The Undersigned would therefore respectfully offer to the Board that, as in the Universities of Edinburgh, Glasgow, the College of Physicians of London &c, the decision on the attainments, classical as well as medical, should be left to the Medical Professors themselves, who would for their own credit, as well as for that of University, act with becoming strictness. In obtaining a qualification for practising as a Physician in the largest and probably the most enlightened city in Europe (London) it is only required that the Candidate should be able to translate into English any passage in Celsus de re medica2 or in the opera Sydenhami3—whilst, in the Royal College of Surgeons, of which every Surgeon must be a member before he is allowed to practise, no examination regarding the classical attainments of candidates is required—and the apothecary whose prescribed course of medical study exceeds that of the physician of this country is but required to be able to translate the London Pharmacopœia and any passage at random from the Selecta e profanis.4
The undersigned begs it to be understood, that by these observations he does not wish to detract from the importance of the study of the learned languages to every one who may wish to be considered “well educated”—all his remarks are intended to exhibit that, according to the present general feeling, even in most of the medical schools of Europe, a much slighter share of classical learning is required in the candidate for a diploma than is contemplated by the enactments of this University, a circumstance which the undersigned fears will, notwithstanding every exertion on the part of the Professor, tend in an important manner to the retardation of the Medical school—already by £400 sterling per annum, smaller in the amount of emolument, than he had reason to expect it from the representations made to him by the agent of the Board in Europe.

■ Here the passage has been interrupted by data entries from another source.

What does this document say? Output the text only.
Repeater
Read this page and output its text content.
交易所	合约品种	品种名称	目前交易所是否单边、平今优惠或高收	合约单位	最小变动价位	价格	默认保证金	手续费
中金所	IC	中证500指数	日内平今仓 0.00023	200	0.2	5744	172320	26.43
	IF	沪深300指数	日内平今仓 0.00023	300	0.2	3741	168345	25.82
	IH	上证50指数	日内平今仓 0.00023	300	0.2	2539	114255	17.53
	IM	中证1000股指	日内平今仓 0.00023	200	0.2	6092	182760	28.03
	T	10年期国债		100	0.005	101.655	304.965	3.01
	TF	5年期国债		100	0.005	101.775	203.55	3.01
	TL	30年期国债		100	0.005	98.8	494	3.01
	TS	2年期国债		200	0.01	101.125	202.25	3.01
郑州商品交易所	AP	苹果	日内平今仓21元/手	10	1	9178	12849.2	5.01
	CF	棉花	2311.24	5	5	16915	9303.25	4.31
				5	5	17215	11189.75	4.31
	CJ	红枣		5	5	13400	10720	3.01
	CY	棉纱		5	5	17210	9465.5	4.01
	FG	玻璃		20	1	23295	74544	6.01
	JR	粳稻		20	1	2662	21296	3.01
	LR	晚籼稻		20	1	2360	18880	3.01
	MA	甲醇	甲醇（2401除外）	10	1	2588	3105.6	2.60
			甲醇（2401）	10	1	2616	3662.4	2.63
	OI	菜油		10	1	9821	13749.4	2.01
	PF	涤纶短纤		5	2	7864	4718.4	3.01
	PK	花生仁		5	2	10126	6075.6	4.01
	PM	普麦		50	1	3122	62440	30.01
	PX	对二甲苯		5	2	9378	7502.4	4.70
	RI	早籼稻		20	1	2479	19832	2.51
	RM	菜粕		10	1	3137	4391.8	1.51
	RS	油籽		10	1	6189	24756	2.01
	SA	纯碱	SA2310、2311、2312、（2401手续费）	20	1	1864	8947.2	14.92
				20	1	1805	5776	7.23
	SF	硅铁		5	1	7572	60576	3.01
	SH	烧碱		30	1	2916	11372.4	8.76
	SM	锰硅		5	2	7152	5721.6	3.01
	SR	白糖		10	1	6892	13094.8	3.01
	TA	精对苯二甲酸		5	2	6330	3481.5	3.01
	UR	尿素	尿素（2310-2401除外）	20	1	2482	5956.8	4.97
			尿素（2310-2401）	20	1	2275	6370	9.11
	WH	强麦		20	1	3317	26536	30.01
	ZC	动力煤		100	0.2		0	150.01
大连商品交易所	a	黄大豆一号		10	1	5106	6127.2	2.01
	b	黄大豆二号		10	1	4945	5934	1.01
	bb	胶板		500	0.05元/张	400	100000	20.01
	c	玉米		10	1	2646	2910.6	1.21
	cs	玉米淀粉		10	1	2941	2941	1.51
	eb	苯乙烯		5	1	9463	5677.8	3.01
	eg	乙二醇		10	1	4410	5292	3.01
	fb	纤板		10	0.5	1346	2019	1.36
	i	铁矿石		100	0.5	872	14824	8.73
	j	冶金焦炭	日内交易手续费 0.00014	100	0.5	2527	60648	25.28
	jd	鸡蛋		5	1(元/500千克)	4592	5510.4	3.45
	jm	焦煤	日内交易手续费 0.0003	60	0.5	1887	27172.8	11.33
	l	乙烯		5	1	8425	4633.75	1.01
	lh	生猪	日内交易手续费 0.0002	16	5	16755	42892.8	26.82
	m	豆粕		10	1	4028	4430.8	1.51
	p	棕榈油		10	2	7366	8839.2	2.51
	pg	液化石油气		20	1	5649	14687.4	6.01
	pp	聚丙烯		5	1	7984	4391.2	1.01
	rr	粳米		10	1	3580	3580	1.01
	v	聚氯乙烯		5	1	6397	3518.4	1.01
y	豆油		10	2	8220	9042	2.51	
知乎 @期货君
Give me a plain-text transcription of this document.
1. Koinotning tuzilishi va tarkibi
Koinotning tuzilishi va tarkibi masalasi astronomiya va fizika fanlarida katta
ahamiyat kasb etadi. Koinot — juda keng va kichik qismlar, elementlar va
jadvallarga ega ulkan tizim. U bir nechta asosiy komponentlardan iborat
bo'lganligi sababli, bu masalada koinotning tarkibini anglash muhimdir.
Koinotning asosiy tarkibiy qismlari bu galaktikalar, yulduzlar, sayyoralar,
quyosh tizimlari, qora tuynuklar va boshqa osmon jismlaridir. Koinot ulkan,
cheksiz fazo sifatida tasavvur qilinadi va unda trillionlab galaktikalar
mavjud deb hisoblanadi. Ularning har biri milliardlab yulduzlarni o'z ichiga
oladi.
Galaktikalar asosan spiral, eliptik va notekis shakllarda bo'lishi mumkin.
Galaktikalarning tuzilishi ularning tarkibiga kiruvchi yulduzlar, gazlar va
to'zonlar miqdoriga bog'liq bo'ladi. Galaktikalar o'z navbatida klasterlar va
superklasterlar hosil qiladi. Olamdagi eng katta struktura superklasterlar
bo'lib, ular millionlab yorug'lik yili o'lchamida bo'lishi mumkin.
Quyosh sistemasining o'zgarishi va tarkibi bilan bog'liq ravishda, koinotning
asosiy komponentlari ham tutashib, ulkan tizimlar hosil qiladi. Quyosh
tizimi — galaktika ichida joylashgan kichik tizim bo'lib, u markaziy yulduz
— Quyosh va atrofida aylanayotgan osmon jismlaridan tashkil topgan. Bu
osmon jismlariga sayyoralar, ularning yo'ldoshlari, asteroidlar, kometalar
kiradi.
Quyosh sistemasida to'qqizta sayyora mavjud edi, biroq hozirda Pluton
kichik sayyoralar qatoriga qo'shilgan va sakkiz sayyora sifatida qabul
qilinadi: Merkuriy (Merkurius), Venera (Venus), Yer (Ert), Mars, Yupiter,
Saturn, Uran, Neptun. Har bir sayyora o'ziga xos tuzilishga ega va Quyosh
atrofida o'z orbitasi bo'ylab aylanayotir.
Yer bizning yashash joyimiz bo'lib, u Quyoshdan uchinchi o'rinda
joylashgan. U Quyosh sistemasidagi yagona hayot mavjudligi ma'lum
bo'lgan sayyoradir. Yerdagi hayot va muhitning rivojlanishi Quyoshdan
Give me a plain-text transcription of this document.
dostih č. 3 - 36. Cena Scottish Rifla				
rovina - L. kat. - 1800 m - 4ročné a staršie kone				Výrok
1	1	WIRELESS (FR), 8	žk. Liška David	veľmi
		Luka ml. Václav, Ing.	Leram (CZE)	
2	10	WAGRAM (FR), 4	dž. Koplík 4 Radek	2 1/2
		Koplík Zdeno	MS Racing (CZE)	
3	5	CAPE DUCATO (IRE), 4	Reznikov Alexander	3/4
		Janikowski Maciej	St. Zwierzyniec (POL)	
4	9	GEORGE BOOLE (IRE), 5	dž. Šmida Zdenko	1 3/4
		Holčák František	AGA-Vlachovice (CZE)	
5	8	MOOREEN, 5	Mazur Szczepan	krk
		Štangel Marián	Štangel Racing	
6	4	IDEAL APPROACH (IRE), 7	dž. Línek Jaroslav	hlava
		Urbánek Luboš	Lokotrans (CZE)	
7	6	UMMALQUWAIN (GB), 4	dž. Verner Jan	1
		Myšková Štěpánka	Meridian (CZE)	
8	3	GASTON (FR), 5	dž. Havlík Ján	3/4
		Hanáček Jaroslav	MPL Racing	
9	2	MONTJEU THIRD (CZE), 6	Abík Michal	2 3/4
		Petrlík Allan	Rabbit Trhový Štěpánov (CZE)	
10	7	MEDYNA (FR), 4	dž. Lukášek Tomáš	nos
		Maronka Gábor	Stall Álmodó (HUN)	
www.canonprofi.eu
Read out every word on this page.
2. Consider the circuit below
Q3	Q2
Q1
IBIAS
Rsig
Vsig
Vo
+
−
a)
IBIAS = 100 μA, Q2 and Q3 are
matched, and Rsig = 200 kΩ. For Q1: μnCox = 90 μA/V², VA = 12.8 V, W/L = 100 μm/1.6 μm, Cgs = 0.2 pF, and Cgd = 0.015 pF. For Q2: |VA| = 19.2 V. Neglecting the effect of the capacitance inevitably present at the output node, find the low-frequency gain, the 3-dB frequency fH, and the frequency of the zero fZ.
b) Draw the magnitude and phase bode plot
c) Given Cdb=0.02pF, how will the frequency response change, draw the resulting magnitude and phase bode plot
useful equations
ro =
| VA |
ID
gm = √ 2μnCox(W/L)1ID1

The Undersigned respectfully solicits that the Board of Rector & Visitors will take those circumstances into their serious consideration, and howsoever they may determine, he assures them that, so long as he may hold the situation of Professor in this Institution, he will endeavour to fulfil their determination with due zeal & industry.
Robley Dunglison
Professor of Anatomy & Medicine
RC (ViU: Special Collections). Addressed to the Rector and Visitors of the University of Virginia. Docketed by Thomas Jefferson.
1. At the outset.
2. Aulus Cornelius Celsus, De Re Medica (Glasgow, 1766).
3. Thomas Sydenham, Opera Universa (London, 1685).
4. Jean Heuzet, Selecta e Profanis Scriptoribus: Adjectis Notis (Andover, Mass., 1819; 48221).